Suivant jugement contradictoire du 3 avril 2023 (RG n°21/00389), le tribunal judiciaire de Bayonne a :

- Déclaré l'opposition à injonction recevable mais mal fondée ;

- Condamné in solidum M. [J] [P] et la SCI ARTIGUENAVE à payer à la SAS PRET PRO la somme de 10 800 € avec intérêts au taux légal à compter du 17 février 2020 ;

- Condamné M. [J] [P] et la SCI ARTIGUENAVE en tous les dépens.

Dans sa motivation, le tribunal a considéré que :

- L'opposition à injonction formée dans les délais de la loi est recevable.

- En raison de l'absence de réponse aux offres de prêt proposées à M. [P], du flou entretenu par lui quant à l'offre de prêt du Crédit Agricole et du refus de déférer à l'injonction de communiquer du juge de la mise en état, il résulte que celui-ci n'a pas exécuté de bonne foi le contrat signé avec la société PRET PRO.

- Le moyen, fondé sur l'article 1171 du code civil tendant à faire juger le caractère abusif de la clause contenue à l'article 5-3 du contrat, ne peut être retenu; il est applicable au contrat d'adhésion, et M. [P] ne démontre pas qu'il n'a pas eu la faculté de négocier les clauses auxquelles il n'aurait pas adhéré au sens de l'article 1110 du code civil.

- Le financement projeté devait être réalisé au profit de la SCI ARTIGUENAVE dont M. [P] est le gérant, de sorte qu'elle doit être condamnée in solidum au paiement de la somme de 10 800 €, objet de l'injonction.

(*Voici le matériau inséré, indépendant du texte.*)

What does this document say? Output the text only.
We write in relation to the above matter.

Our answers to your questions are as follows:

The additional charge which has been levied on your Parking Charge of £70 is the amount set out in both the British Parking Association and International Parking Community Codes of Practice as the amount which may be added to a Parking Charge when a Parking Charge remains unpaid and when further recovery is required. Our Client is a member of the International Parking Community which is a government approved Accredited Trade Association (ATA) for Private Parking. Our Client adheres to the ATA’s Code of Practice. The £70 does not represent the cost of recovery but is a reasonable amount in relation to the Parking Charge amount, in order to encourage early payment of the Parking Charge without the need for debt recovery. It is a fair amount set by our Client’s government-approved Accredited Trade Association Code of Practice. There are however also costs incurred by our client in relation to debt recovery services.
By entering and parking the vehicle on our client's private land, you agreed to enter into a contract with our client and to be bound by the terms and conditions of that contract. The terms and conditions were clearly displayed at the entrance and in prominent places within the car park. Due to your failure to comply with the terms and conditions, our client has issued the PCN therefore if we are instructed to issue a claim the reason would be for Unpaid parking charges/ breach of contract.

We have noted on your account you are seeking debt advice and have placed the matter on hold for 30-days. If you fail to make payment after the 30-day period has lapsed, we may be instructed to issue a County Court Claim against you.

Par déclaration d'appel du 20 avril 2023, M. [J] [P] et la SCI ARTIGUENAVE, ont relevé appel de la décision en ce qu'elle a :

- Déclaré l'opposition de M. [P] mal fondée ;

- Débouté M. [P] et la SCI ARTIGUENAVE de leurs demandes d'annulation de l'ordonnance d'injonction de payer du 23 septembre 2020 et de la clause contenue à l'article 5-3 de la convention de mandat ;

- Débouté M. [P] et la SCI ARTIGUENAVE de leurs demandes de dommages et intérêts et d'indemnisation de leur frais de procédure ;

- Condamné in solidum M. [P] et le SCI ARTIGUENAVE à payer à la SAS PRET PRO, la somme de 10 800 € avec intérêts au taux légal à compter du 17 février 2020, outre 2 000 € sur le fondement de l'article 700 du code de procédure civile (omis dans le dispositif de la décision) et les entiers dépens.

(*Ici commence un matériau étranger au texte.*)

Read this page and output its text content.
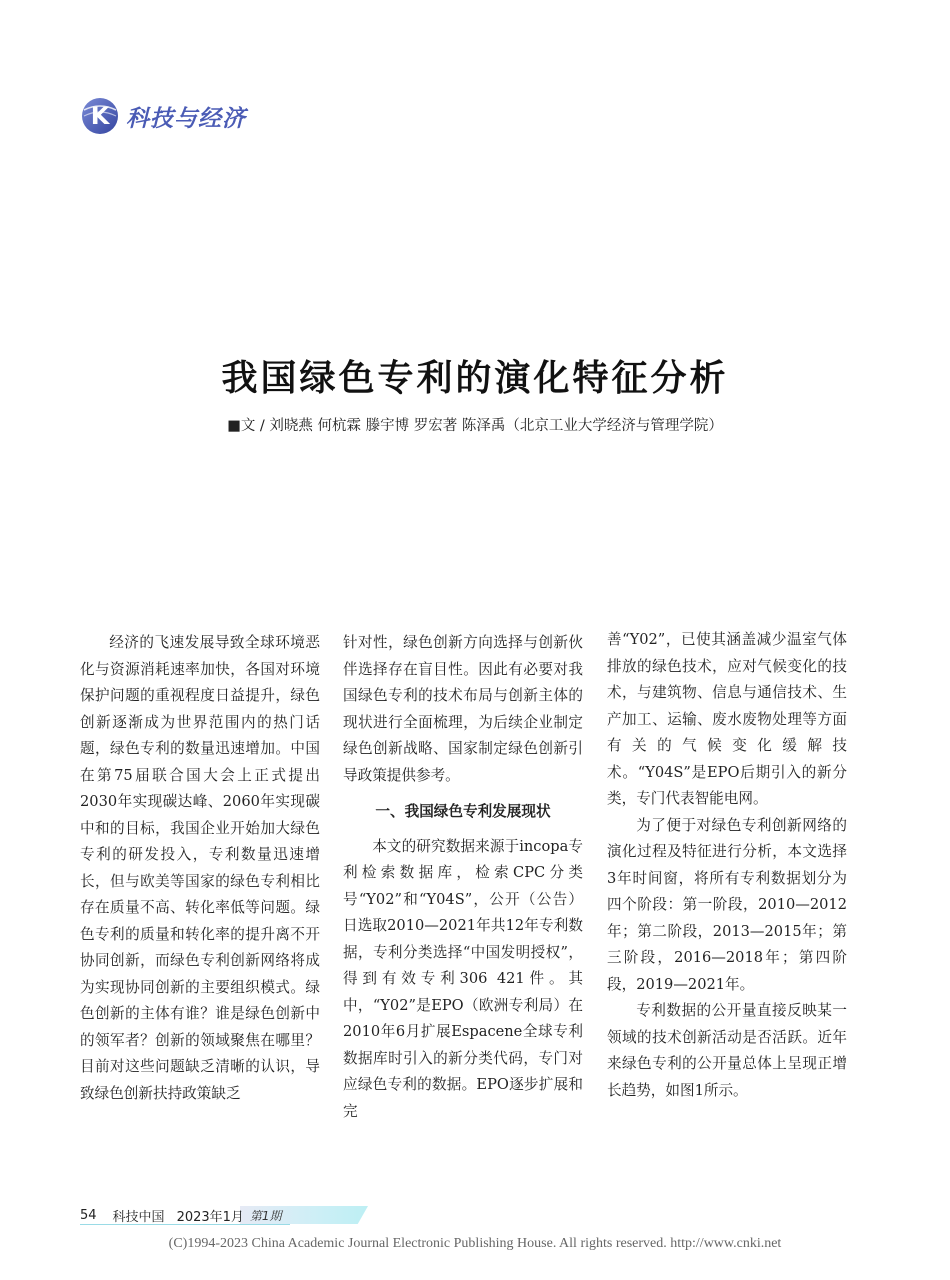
K 科技与经济
我国绿色专利的演化特征分析
■文 / 刘晓燕 何杭霖 滕宇博 罗宏著 陈泽禹（北京工业大学经济与管理学院）

经济的飞速发展导致全球环境恶化与资源消耗速率加快，各国对环境保护问题的重视程度日益提升，绿色创新逐渐成为世界范围内的热门话题，绿色专利的数量迅速增加。中国在第75届联合国大会上正式提出2030年实现碳达峰、2060年实现碳中和的目标，我国企业开始加大绿色专利的研发投入，专利数量迅速增长，但与欧美等国家的绿色专利相比存在质量不高、转化率低等问题。绿色专利的质量和转化率的提升离不开协同创新，而绿色专利创新网络将成为实现协同创新的主要组织模式。绿色创新的主体有谁？谁是绿色创新中的领军者？创新的领域聚焦在哪里？目前对这些问题缺乏清晰的认识，导致绿色创新扶持政策缺乏

针对性，绿色创新方向选择与创新伙伴选择存在盲目性。因此有必要对我国绿色专利的技术布局与创新主体的现状进行全面梳理，为后续企业制定绿色创新战略、国家制定绿色创新引导政策提供参考。

一、我国绿色专利发展现状

本文的研究数据来源于incopa专利检索数据库，检索CPC分类号“Y02”和“Y04S”，公开（公告）日选取2010—2021年共12年专利数据，专利分类选择“中国发明授权”，得到有效专利306 421件。其中，“Y02”是EPO（欧洲专利局）在2010年6月扩展Espacene全球专利数据库时引入的新分类代码，专门对应绿色专利的数据。EPO逐步扩展和完

善“Y02”，已使其涵盖减少温室气体排放的绿色技术，应对气候变化的技术，与建筑物、信息与通信技术、生产加工、运输、废水废物处理等方面有关的气候变化缓解技术。“Y04S”是EPO后期引入的新分类，专门代表智能电网。

为了便于对绿色专利创新网络的演化过程及特征进行分析，本文选择3年时间窗，将所有专利数据划分为四个阶段：第一阶段，2010—2012年；第二阶段，2013—2015年；第三阶段，2016—2018年；第四阶段，2019—2021年。

专利数据的公开量直接反映某一领域的技术创新活动是否活跃。近年来绿色专利的公开量总体上呈现正增长趋势，如图1所示。

54 科技中国 2023年1月 第1期
(C)1994-2023 China Academic Journal Electronic Publishing House. All rights reserved. http://www.cnki.net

Aux termes de leurs dernières conclusions du 27 novembre 2023, M. [J] [P] et la SCI ARTIGUENAVE, appelants, entendent voir la cour :

- Infirmer le jugement rendu par le Tribunal Judiciaire de Bayonne le 3 avril 2023 ; Statuant à nouveau :

- Annuler l'ordonnance d'injonction de payer rendue le 23 septembre 2020 ;

- Débouter la société PRET PRO de l'ensemble de ses demandes ;

- Condamner la société PRET PRO à rembourser à M. [P] la somme de 11 159,08€ versée le 6 juillet 2023 en raison de l'exécution provisoire du jugement rendu en première instance ;

- Condamner la société PRET PRO à payer à M. [P] la somme de 5 000 € de dommage et intérêts en préparation de son préjudice moral et financier ;

- Condamner la société PRET PRO à payer à M. [P] la somme de 3 500 € et à la SCI ARTIGUENAVE la somme de 2 500 € sur le fondement de l'article 700 du code de procédure civile ;

- Condamner la société PRET PRO aux entiers dépens de première instance et d'appel.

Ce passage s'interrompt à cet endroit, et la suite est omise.